Выйдя на окраине города из трамвая, он увидел гигантское пыльное облако; словно в тумане, проступали сквозь него контуры силосных башен, пристроек, наклонных галерой, грязно-серым панцирем лежала на всем затвердевшая цементная пыль. Подойдя поближе, Шугаев различил в пристройках настежь распахнутые двери и окна, из них валили клубы пыли, распространяя сухой, раздражающий запах. Он шагнул в дверной проем и окунулся в плотную пыльную мглу. Свет электрических фонарей застыл под фермами расплывчато-бледными пятнами. Как через мутную воду, угадывалась тесная сеть каких-то железных строений, громады сушильных барабанов и дробно грохотавших стальными шарами мельниц. Плохо различимыми тенями сновали по цеху рабочие. К одному из них Шугаев подошел спросить мастера. Лицо, и брови, и марлевый, респиратор, перехвативший рот и нос рабочего, — все было залеплено пылью. Предчувствие беды вдруг сжало сердце Шугаева. То, что вслед за тем открылось на цементном, так поразило его, что Шугаев растерялся, как человек, который шел-шел по ровной дороге и вдруг увидел рухнувший мост, миновать который невозможно.
Троих силикозников с тяжелой формой Шугаев немедленно отправил в больницу, двум другим добился перевода в столярные мастерские, а на цементном по его требованию приступили к срочному ремонту вентиляции.

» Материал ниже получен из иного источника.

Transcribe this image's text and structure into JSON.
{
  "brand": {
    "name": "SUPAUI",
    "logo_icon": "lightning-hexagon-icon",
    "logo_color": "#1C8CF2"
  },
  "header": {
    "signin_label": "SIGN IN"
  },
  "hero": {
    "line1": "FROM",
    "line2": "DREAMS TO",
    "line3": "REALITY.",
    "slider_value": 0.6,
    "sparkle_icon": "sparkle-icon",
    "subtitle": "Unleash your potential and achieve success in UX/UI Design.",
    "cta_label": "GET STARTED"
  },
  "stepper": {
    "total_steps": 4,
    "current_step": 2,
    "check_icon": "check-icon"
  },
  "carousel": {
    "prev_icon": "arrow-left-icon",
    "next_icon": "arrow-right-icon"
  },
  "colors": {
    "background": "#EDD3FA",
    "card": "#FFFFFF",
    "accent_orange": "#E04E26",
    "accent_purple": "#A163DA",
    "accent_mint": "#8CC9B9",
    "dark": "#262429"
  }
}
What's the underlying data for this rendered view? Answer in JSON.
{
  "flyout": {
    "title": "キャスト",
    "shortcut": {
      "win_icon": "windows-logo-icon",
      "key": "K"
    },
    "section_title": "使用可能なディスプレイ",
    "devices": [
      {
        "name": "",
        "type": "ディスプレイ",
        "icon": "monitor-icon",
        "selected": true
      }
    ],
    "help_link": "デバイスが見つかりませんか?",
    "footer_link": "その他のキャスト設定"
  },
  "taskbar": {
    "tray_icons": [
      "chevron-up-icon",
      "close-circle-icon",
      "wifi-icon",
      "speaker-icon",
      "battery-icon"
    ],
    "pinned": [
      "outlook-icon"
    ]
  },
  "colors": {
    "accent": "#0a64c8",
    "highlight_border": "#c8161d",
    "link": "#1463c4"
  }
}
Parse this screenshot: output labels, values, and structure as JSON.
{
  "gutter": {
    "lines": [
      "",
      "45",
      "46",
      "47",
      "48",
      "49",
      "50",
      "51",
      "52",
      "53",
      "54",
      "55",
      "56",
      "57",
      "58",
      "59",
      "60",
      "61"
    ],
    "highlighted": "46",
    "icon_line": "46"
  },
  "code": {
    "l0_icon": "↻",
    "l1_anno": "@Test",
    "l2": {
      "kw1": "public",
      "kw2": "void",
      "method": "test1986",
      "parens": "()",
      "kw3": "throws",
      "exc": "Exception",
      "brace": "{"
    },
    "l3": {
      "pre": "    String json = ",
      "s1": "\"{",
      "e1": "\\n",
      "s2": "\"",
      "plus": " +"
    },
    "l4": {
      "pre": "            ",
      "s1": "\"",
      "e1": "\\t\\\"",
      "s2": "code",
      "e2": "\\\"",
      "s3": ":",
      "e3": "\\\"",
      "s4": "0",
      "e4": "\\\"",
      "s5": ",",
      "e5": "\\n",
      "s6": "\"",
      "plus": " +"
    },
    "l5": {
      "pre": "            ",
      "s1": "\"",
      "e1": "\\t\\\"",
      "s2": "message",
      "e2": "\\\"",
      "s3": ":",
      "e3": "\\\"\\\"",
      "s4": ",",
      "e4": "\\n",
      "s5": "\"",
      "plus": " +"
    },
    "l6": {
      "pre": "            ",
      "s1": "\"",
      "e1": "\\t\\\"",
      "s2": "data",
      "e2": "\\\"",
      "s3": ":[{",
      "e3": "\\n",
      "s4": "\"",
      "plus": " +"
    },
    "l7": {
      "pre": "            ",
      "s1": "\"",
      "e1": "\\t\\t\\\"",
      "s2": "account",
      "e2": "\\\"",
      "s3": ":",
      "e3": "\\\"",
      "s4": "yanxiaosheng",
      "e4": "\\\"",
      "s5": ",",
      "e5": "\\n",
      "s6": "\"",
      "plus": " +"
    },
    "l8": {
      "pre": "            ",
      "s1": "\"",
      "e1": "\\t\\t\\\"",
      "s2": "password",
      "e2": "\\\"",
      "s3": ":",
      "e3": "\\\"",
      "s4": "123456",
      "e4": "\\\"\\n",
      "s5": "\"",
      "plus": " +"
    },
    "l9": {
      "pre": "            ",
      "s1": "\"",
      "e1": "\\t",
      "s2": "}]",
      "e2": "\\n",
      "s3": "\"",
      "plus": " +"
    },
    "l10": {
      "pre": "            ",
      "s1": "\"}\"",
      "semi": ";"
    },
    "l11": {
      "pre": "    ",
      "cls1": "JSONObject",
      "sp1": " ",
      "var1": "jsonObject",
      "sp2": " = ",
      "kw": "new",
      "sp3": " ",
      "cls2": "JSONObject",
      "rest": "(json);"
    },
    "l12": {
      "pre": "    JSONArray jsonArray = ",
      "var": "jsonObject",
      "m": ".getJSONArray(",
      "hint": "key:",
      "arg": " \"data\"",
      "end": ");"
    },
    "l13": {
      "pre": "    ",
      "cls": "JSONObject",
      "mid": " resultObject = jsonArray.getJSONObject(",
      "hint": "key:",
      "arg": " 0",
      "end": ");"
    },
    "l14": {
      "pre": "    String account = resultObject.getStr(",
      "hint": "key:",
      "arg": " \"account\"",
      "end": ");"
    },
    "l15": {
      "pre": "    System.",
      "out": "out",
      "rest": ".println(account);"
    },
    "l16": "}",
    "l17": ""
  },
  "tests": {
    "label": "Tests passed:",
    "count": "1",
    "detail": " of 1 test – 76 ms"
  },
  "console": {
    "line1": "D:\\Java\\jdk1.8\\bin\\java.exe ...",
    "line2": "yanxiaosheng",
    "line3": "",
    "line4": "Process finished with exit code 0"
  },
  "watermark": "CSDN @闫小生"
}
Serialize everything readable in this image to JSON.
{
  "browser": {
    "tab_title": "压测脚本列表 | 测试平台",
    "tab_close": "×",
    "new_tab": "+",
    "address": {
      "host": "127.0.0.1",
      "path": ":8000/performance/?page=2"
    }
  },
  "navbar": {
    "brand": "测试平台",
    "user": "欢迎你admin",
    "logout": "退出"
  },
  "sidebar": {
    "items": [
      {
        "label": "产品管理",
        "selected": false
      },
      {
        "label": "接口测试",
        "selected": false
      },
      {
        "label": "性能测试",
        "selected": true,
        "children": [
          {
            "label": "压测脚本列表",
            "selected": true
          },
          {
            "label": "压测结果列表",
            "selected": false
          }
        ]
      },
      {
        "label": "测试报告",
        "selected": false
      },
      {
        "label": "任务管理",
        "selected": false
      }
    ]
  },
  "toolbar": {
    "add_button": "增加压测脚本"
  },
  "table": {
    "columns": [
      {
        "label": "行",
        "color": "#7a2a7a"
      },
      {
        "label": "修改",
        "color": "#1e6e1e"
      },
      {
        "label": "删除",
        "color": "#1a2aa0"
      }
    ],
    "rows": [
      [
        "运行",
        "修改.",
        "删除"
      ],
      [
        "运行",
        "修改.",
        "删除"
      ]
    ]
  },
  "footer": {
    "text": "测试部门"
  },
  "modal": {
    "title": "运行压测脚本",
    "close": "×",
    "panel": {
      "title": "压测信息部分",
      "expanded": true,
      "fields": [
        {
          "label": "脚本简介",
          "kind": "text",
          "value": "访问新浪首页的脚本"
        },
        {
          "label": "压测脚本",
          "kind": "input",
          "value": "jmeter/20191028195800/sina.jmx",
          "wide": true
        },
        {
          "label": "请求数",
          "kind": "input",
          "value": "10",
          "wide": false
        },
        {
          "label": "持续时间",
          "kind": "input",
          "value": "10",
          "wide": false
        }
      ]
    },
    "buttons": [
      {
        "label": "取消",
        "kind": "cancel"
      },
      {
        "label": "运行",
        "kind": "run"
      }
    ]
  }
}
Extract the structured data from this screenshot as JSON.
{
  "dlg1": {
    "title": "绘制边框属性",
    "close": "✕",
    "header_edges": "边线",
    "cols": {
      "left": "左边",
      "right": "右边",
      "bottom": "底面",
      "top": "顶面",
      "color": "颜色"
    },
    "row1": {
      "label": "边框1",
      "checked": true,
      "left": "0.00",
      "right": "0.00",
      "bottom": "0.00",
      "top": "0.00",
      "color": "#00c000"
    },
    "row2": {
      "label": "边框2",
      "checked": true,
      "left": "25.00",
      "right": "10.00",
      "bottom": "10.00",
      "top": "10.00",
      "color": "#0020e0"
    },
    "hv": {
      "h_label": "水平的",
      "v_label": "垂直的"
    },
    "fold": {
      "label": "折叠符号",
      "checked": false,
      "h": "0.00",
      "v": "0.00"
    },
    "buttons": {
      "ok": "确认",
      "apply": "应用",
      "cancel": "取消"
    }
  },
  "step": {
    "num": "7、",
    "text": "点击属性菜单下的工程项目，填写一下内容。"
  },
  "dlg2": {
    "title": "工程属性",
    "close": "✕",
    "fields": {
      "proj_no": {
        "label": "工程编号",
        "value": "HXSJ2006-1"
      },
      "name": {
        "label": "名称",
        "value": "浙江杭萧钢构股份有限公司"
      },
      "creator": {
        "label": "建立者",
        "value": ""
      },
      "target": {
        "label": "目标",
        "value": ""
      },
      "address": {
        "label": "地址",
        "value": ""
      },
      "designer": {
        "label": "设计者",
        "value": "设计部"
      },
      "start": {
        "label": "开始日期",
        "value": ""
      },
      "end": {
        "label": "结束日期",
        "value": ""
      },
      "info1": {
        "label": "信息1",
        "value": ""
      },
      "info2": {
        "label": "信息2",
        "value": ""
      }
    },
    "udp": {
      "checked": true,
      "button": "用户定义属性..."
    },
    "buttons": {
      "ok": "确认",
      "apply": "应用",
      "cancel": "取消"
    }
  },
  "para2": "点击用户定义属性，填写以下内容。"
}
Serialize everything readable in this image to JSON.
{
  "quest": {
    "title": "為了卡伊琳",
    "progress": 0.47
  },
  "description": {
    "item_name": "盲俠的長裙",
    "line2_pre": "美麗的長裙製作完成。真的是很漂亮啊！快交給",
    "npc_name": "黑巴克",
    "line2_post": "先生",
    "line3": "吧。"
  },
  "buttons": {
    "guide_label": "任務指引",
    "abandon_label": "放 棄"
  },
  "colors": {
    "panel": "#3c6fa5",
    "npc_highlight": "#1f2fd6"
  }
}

Завод строили как времянку во время войны, и он был слишком стар, изношен трехсменной работой, и сочленения его разбитых механизмов не в состоянии были удержать цемент, рвущийся из всех щелей наружу. Не нужно было обладать ни специальными знаниями, ни опытом, чтобы понять: обезвредить пыль можно лишь единственным способом — закрыть завод. Шугаев конечно представлял себе, что значит потребность остановки предприятия, продукция которого назначена для ударной стройки…
И последующие дни, о чем бы он ни думал, мысль его возвращалась к тому, что случилось. Подумает о предстоящем отпуске на Волге — и тотчас вспомнит сухой, раздражающий запах цемента. Встретит на улице бодрого, цветущего здоровьем человека — и в памяти встают седые от пыли фигуры и воспаленно-красные глаза рабочих. Смотрел вчера, как жена примеряла новое платье, но видел не платье, а легкое силикозника, которое им демонстрировали на семинаре: губчатый цементный сухарь вместо легкого. Мысль о заболевших и сознание собственной вины мучили его до тех пор, пока он не решился действовать. Конечно, было бы неплохо заручиться предварительной поддержкой главврача, но Шугаев, хорошо зная Готлиба, особенно на него не рассчитывал. Все же он зашел к нему и сказал, что долг врача — настаивать и добиваться закрытия цементного завода.
Готлиб, облачаясь у дверей кабинета в белый халат, слушал его с тем внимательным и вместе флегматичным выражением, которое почти никогда не сходило с его усталого лица.
— Ну уж вы ска-ажете… заво-од закрыть, — сказал он благодушно, с растяжкой, как говорил всегда, находясь в хорошем настроении.
Сказал и побрел к столу, узкие плечи при этом покачивались, руки плетями висели вдоль длинного, сутулого тела.
— Помнится, трест собирался там реконструкцию делать…
— Все это одни разговоры, Вениамин Владимирович, — не без досады сказал Шугаев. — Они ведутся уже много лет.
— А вот и надо поторопить, — усаживаясь в кресло, сказал главврач.
Шугаев прислонился к подоконнику и, сунув руки в карманы пиджака, посмотрел на него грустным, укоризненным взглядом.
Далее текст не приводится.